9 Everyday Hazards for Young Children
Safety hazards can quickly turn into an emergency with small children. Accidents with basic household items like window blinds still send children to the ER, even though knowledge of the threat has been around since the 1940s. Here’s how window blind accidents happen, according to a January 2018 study published by the American Academy of Pediatrics1:
- Most window blind accidents happened while children were under the care of parents (89.5%).
- Parents thought the child was asleep, playing or watching television or the child was left unsupervised for less than 10 minutes.
It’s important to remember that babies and children can be strangled by things you may or may not expect such as strings on clothing, cords and furniture. Follow these nine safety tips to help prevent your child from being strangled or suffocated:
- Around the house, cords from window blinds and other treatments should be tied up and out of reach. Cut the cords so that there isn’t a loop at the end. They can be re-secured with clothespins or specially designed cord clips, available at most hardware stores. Also, never let a phone cord dangle to the floor. Keep phone cords and other appliance cords bound and out of reach altogether.
- Avoid children’s clothing with drawstrings as much as possible, since the strings can get caught on an object and strangle the child. All drawstrings should be cut out of hoods, jackets and waistbands. Even the strings connecting mittens should be cut.
- Strings or ribbons that hang from an infant’s mobile or other crib toys should be removed. Strings from crib bumpers should be no longer than 6 inches. Diaper bags and purses should never be hung on a crib. A baby can get caught in the straps or strings. Never tie a pacifier around a baby’s neck, and don’t attach it to your baby’s clothing with a ribbon or piece of string. Also, resist putting necklaces or headbands on your baby. They too can get caught on objects.

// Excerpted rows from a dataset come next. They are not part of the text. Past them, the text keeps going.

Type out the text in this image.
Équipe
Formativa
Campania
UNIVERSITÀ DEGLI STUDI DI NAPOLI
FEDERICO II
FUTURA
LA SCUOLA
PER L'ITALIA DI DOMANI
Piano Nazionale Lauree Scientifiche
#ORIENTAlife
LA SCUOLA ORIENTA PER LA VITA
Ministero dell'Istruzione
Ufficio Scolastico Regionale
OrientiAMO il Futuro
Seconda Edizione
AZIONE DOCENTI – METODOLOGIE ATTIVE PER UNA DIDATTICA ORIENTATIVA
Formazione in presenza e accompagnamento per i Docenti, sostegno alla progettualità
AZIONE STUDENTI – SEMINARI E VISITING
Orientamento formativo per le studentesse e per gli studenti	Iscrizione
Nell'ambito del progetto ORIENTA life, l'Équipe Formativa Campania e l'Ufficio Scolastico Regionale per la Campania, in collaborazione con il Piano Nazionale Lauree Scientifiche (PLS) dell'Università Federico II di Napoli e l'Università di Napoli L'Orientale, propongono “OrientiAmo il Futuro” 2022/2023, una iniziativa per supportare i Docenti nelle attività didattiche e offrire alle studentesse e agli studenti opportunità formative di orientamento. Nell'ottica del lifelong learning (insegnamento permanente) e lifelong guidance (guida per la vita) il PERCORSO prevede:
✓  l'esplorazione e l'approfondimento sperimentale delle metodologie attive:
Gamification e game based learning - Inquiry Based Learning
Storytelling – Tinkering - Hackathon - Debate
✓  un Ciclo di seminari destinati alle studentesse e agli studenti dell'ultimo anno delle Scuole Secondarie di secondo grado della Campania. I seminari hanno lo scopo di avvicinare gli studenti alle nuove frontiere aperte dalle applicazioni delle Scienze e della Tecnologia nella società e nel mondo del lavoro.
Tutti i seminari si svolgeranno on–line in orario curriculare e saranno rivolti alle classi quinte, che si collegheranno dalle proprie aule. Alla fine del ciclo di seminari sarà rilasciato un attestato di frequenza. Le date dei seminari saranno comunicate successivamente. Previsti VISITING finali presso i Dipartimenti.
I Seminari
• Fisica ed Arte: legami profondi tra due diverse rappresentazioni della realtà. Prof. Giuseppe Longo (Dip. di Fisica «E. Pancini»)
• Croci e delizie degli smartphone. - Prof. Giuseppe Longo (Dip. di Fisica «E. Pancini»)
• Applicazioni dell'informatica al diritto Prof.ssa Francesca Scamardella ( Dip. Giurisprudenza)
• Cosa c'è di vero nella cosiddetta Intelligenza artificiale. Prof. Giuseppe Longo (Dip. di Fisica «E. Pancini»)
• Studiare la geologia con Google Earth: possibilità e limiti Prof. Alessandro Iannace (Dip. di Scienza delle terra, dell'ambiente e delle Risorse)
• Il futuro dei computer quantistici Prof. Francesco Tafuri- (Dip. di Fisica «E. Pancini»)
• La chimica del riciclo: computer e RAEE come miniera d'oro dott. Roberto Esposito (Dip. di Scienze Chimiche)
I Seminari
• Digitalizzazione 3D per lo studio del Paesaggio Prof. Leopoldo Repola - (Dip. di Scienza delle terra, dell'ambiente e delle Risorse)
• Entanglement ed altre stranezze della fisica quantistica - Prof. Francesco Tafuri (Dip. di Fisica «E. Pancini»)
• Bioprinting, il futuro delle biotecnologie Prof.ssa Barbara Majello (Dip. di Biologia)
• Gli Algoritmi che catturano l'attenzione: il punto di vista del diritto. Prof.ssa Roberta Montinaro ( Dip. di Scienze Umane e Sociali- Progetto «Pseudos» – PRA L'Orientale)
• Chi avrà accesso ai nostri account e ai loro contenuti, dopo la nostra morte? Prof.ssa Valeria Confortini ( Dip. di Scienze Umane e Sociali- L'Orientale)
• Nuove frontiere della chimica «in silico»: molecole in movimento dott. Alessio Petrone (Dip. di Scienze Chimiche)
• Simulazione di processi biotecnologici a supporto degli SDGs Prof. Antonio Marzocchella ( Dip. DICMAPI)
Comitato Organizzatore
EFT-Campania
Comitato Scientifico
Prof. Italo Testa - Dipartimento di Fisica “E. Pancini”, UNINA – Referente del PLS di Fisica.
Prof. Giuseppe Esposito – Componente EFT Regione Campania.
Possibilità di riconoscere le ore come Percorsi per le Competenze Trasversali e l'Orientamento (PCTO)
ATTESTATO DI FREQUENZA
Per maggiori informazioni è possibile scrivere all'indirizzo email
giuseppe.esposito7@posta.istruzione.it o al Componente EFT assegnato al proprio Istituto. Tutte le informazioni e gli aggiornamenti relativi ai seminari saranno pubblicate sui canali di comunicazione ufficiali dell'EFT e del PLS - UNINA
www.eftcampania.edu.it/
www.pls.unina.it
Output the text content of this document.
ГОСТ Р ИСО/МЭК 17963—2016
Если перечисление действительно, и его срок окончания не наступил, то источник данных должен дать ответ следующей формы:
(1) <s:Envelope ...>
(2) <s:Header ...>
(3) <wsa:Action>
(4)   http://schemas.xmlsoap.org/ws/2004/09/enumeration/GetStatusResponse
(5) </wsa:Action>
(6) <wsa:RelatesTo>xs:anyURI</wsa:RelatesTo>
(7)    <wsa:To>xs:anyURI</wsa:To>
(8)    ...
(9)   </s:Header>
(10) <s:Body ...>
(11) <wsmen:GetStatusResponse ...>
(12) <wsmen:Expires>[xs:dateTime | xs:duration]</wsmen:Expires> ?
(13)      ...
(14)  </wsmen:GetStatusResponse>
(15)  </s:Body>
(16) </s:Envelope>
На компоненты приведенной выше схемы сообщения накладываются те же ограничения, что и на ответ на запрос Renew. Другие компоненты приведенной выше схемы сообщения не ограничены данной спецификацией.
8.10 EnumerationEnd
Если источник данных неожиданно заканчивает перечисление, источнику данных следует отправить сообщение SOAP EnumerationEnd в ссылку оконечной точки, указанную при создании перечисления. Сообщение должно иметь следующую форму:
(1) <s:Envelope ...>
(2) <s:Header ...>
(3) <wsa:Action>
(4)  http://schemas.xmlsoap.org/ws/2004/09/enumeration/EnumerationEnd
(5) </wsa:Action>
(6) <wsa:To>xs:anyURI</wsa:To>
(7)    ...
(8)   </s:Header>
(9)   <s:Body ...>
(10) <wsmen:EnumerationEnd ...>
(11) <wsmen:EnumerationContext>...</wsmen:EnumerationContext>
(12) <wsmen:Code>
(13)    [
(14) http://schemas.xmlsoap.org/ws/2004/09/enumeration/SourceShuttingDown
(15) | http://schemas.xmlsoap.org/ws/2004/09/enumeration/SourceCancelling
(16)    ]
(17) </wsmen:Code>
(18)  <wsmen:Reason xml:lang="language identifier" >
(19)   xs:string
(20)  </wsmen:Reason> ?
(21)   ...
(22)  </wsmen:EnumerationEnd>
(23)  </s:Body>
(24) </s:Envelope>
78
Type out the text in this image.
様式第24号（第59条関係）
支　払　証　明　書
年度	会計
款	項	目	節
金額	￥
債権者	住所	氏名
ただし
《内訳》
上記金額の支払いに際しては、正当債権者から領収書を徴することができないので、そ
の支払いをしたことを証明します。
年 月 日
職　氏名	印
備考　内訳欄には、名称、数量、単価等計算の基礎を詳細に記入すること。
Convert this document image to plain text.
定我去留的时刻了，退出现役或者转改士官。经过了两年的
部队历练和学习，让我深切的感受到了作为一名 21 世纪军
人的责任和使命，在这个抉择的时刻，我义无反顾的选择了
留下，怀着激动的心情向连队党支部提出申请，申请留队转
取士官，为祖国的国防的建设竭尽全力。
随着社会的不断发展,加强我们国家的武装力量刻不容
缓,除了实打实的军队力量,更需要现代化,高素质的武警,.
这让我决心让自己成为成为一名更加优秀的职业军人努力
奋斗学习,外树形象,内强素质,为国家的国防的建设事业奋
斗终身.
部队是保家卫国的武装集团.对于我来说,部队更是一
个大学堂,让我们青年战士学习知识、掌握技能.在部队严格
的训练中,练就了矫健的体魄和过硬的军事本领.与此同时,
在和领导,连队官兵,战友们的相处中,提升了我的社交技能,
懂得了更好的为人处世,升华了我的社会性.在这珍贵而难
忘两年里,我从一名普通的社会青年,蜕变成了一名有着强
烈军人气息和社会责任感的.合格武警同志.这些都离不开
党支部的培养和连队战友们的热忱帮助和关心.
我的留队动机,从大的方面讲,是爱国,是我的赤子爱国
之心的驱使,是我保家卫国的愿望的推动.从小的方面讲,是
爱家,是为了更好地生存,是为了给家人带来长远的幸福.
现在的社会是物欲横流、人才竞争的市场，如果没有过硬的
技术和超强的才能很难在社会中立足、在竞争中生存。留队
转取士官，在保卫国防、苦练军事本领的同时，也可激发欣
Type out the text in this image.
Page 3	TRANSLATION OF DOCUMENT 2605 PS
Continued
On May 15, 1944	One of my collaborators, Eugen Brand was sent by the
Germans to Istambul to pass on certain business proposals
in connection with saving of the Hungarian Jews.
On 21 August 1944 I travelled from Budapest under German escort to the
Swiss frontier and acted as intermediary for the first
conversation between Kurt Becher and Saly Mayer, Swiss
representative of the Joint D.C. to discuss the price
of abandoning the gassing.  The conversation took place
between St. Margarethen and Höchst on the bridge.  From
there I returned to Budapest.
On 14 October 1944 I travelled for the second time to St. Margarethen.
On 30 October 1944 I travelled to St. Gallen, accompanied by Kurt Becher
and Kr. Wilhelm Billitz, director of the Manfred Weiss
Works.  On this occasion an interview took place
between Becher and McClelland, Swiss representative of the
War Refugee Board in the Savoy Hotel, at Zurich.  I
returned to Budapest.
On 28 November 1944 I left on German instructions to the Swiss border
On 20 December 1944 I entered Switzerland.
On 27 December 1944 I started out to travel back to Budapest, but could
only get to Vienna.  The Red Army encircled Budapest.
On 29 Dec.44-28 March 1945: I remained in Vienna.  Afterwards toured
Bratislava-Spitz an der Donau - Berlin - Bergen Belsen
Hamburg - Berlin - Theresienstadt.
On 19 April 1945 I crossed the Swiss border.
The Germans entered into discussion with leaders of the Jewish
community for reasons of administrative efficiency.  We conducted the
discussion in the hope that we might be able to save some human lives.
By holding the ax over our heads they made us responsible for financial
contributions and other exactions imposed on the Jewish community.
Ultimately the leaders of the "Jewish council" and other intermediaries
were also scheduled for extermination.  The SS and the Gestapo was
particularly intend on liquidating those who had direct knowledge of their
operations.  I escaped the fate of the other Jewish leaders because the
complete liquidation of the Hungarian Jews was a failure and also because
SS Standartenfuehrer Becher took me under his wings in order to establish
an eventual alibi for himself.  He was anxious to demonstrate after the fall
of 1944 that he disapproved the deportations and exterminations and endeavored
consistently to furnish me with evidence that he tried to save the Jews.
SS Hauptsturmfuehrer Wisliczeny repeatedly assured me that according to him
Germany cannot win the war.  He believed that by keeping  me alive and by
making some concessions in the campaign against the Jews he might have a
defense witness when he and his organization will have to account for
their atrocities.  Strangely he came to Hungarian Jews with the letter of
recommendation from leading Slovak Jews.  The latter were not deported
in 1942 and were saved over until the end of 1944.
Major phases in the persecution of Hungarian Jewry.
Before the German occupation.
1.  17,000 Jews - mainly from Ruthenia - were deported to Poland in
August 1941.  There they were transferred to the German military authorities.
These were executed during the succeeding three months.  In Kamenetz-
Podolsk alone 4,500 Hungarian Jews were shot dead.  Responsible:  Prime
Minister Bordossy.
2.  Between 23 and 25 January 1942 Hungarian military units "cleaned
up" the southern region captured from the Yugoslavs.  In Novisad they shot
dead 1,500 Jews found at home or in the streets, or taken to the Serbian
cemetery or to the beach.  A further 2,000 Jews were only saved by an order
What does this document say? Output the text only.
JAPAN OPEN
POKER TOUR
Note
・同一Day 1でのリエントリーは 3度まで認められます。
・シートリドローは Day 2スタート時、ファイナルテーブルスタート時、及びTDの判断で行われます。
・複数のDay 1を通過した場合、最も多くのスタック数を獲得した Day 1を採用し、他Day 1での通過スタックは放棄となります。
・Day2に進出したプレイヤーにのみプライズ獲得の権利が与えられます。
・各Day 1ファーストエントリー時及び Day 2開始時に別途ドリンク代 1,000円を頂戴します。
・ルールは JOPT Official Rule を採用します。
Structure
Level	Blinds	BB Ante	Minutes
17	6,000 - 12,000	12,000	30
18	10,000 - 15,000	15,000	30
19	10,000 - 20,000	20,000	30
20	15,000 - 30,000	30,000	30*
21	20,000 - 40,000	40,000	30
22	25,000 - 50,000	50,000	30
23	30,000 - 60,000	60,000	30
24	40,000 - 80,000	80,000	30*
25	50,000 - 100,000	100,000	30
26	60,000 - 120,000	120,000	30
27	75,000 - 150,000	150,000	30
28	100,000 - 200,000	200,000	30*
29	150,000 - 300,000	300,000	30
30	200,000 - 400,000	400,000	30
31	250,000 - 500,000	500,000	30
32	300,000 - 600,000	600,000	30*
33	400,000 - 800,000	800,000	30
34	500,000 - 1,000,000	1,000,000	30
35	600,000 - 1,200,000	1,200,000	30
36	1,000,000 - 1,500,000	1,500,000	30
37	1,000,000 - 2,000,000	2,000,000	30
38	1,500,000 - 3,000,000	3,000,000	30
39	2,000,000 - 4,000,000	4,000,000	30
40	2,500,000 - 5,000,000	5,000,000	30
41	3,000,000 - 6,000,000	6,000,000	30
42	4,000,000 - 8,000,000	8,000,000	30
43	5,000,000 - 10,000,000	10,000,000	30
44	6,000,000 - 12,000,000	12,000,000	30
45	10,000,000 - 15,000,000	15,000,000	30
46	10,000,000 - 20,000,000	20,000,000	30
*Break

- Avoid furniture, especially cribs that have cut-out designs. They are only tempting places for curious children to put their limbs or head.
- Babies who are not yet able to raise their heads are susceptible to suffocation. An infant should never be placed on soft bedding, such as a waterbed, sheepskin rug, puffy quilt or mattress cover. This also applies to soft pillows and large stuffed animals. Crib mattresses should fit snugly in the crib. This will help keep a baby from slipping between the crib and the mattress. Never place an infant down on a mattress covered with plastic or a plastic bag.
- Children should never be left alone in a stroller since they can slide down and get their head trapped.
- Falls from shopping carts are leading causes of head injuries for children. Use the seatbelt to restrain the child and don’t let the child ride or climb on the basket. Don’t leave children unattended in shopping carts.
- All plastic bags, including shopping bags and dry cleaning bags, should be kept away from children. For extra safety, tie several knots in each bag before throwing away. Pay attention also to plastic bags from toy packaging. Throw them away immediately.
- Only purchase infant products that meet government guidelines. Check out the Consumer Product Safety Commission website at www.cpsc.gov for more information.
For more information talk with your doctor. Contact emergency help immediately if your child gets into a dangerous situation.
1Onders, Kim, Chounthirath, Hodges, Smith. “Pediatric Injuries Related to Window Blinds, Shades and Cords.” Pediatrics, January 2018, Volume 141, Issue 1.